Mme J AD a constitué avocat mais n’a jamais conclu.
Vu l’ordonnance de clôture en date du 8 octobre 2014.
La demande de révocation de l’ordonnance de clôture sollicitée par les demandeurs par courrier du 9 octobre a été rejetée le 10 octobre 2014.
L’affaire a été plaidée le 15 janvier 2015 et mise en délibéré au 5 mars prorogé au 13 mars 2015.
Lors du rapport, le tribunal a relevé que Mr C D, fils unique de Q D n’était pas partie à la procédure.
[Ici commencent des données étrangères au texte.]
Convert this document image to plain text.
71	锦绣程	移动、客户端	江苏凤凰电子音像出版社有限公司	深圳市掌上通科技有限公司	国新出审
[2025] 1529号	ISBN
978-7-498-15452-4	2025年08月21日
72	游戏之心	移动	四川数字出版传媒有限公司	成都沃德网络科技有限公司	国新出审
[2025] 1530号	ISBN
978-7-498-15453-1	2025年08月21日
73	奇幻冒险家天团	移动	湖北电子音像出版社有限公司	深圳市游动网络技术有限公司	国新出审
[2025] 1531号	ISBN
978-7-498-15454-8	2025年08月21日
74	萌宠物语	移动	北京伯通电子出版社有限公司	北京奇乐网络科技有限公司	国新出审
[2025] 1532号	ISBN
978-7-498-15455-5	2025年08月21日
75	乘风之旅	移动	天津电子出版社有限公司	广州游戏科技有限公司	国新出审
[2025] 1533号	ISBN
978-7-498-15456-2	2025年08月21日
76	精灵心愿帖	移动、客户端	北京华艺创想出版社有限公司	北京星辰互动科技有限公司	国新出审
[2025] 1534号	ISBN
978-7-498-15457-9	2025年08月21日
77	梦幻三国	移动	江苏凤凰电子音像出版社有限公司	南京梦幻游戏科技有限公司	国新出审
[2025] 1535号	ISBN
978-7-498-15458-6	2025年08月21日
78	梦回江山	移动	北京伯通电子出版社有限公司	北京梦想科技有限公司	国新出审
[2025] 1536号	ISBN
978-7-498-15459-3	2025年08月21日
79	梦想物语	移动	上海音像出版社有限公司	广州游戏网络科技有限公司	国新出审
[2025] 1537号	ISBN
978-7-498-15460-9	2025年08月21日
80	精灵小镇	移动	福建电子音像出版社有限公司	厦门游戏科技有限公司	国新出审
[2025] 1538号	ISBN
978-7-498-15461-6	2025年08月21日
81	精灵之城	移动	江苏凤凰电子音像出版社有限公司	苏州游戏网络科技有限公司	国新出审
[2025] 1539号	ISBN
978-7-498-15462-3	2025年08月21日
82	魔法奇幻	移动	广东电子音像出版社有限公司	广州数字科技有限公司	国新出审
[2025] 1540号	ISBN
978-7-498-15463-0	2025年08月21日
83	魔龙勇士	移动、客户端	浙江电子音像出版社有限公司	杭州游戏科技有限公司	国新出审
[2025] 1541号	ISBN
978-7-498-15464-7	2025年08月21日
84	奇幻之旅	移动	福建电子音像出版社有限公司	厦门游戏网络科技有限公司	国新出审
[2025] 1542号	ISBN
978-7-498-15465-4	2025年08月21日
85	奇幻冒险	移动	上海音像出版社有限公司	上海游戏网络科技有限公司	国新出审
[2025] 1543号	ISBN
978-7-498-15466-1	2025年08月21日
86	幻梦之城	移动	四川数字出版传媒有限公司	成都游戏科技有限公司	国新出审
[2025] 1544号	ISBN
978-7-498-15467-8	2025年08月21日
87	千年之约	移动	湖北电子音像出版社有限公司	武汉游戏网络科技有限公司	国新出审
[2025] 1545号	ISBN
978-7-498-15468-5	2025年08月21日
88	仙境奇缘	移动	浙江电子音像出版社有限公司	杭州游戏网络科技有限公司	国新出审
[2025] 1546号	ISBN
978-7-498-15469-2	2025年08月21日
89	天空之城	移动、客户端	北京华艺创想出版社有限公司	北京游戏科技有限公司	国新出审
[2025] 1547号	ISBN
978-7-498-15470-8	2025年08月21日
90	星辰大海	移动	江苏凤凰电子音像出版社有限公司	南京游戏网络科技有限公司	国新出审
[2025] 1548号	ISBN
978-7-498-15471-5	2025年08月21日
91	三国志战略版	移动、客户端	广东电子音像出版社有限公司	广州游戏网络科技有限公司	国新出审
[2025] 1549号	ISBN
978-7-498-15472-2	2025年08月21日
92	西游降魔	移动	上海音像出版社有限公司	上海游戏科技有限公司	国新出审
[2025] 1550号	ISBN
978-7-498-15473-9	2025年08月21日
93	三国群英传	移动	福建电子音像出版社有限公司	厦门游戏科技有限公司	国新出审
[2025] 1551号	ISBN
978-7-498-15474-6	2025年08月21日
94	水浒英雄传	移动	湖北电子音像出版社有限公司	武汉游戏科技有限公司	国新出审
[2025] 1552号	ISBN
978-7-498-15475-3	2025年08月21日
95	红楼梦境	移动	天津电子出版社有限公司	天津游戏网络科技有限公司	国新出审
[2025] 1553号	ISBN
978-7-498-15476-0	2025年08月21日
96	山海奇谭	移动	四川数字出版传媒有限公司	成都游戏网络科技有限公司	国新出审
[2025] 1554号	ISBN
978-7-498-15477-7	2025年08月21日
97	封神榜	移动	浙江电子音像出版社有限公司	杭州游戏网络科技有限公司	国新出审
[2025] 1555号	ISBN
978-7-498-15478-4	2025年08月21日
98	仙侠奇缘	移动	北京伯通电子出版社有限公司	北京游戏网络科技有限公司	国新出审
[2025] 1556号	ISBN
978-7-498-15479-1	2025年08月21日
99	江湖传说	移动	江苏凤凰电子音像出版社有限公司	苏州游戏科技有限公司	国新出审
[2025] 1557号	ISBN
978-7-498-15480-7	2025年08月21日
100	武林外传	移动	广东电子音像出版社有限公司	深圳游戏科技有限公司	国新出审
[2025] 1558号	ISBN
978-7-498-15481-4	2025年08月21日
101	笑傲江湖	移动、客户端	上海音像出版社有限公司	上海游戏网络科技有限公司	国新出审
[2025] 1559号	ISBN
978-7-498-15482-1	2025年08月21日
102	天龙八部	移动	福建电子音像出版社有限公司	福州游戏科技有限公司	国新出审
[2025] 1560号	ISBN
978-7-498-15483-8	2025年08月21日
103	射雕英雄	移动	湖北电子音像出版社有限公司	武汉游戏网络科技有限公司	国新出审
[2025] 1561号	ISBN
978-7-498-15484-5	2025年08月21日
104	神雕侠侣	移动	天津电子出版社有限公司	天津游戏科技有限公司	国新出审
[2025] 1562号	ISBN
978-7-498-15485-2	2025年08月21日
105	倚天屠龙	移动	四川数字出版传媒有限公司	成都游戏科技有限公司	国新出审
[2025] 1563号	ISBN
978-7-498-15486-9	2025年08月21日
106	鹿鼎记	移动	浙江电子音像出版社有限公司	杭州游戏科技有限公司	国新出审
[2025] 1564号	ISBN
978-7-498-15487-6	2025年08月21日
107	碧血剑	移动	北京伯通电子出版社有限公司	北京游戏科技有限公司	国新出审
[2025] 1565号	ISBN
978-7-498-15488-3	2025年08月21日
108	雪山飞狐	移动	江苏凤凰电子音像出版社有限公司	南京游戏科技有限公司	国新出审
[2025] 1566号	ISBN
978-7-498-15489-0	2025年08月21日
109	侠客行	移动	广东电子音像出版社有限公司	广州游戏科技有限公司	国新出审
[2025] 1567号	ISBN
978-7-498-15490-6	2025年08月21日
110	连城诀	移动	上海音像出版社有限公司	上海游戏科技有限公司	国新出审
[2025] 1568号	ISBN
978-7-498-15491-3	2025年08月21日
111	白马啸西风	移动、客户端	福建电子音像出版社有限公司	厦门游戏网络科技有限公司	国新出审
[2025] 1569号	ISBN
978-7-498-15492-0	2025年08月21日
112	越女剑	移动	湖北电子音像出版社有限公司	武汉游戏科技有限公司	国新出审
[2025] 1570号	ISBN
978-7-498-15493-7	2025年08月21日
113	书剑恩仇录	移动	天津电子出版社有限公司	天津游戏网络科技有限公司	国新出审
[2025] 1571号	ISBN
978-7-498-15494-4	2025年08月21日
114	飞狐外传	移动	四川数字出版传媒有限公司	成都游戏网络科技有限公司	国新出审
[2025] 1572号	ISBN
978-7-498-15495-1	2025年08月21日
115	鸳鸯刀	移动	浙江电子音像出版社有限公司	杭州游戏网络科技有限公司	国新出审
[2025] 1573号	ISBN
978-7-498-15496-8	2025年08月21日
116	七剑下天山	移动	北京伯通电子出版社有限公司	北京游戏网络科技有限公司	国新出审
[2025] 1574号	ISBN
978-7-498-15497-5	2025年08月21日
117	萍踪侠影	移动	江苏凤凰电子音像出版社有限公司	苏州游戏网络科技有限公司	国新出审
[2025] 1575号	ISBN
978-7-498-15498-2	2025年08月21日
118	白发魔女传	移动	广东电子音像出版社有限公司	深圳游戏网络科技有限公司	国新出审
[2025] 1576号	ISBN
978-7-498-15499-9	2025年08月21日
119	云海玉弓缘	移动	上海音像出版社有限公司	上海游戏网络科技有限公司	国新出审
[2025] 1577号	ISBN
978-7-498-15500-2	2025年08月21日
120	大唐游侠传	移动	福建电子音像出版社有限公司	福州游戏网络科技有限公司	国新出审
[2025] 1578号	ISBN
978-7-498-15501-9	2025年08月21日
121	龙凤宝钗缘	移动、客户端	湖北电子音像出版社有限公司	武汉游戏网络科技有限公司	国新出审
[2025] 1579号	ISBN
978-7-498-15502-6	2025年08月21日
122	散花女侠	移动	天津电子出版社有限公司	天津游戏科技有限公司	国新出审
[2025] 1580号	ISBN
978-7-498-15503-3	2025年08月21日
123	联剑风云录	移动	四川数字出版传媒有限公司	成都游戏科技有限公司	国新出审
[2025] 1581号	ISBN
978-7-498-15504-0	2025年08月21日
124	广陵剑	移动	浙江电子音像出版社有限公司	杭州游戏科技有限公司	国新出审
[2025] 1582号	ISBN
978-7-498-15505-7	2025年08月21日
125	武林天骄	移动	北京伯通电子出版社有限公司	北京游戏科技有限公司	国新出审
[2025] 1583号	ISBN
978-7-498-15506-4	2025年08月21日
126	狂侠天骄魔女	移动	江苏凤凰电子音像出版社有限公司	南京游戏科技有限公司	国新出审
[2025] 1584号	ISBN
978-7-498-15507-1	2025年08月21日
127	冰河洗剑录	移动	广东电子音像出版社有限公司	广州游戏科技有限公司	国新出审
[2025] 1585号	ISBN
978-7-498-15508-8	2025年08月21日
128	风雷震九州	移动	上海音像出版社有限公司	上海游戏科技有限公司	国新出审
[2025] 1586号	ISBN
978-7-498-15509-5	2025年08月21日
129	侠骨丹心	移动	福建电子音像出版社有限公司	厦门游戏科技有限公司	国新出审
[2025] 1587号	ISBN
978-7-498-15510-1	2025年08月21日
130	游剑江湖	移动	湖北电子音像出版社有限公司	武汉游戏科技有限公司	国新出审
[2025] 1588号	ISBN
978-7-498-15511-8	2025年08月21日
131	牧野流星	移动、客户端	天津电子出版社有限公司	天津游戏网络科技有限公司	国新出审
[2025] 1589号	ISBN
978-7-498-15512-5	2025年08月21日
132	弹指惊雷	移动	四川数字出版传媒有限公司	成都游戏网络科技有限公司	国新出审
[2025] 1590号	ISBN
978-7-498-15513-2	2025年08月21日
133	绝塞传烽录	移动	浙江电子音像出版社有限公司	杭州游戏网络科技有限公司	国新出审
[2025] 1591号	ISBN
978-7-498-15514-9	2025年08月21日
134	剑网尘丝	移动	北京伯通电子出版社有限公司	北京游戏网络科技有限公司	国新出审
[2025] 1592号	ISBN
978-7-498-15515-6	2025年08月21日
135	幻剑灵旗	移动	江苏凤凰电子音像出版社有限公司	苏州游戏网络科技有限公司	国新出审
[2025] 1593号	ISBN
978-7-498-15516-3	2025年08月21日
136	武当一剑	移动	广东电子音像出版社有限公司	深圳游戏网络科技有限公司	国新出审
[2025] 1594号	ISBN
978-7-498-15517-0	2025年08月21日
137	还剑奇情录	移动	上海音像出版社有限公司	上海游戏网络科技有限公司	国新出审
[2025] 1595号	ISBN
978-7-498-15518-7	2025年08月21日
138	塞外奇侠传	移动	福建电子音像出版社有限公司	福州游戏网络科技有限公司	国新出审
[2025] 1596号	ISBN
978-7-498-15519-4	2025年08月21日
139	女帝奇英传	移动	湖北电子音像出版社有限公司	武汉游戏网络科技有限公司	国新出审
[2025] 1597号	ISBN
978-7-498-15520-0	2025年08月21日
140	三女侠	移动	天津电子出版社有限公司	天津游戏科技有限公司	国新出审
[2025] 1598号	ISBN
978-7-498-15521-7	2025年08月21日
Les demandeurs ont alors indiqué que C D était décédé le 5 janvier 2012.
Le tribunal a alors sollicité des parties conformément aux dispositions de l’article 445 du code de procédure civile une note en délibéré relative à la recevabilité de la demande accompagnée de l’acte de décès de Mr C D, l’acte translatif de propriété du trust, l’acte constitutif du trust, toutes pièces pouvant justifier de la représentation par Mme J K dudit trust.
Les parties ont convenu que le point sur la recevabilité de ce chef n’était pas contentieux.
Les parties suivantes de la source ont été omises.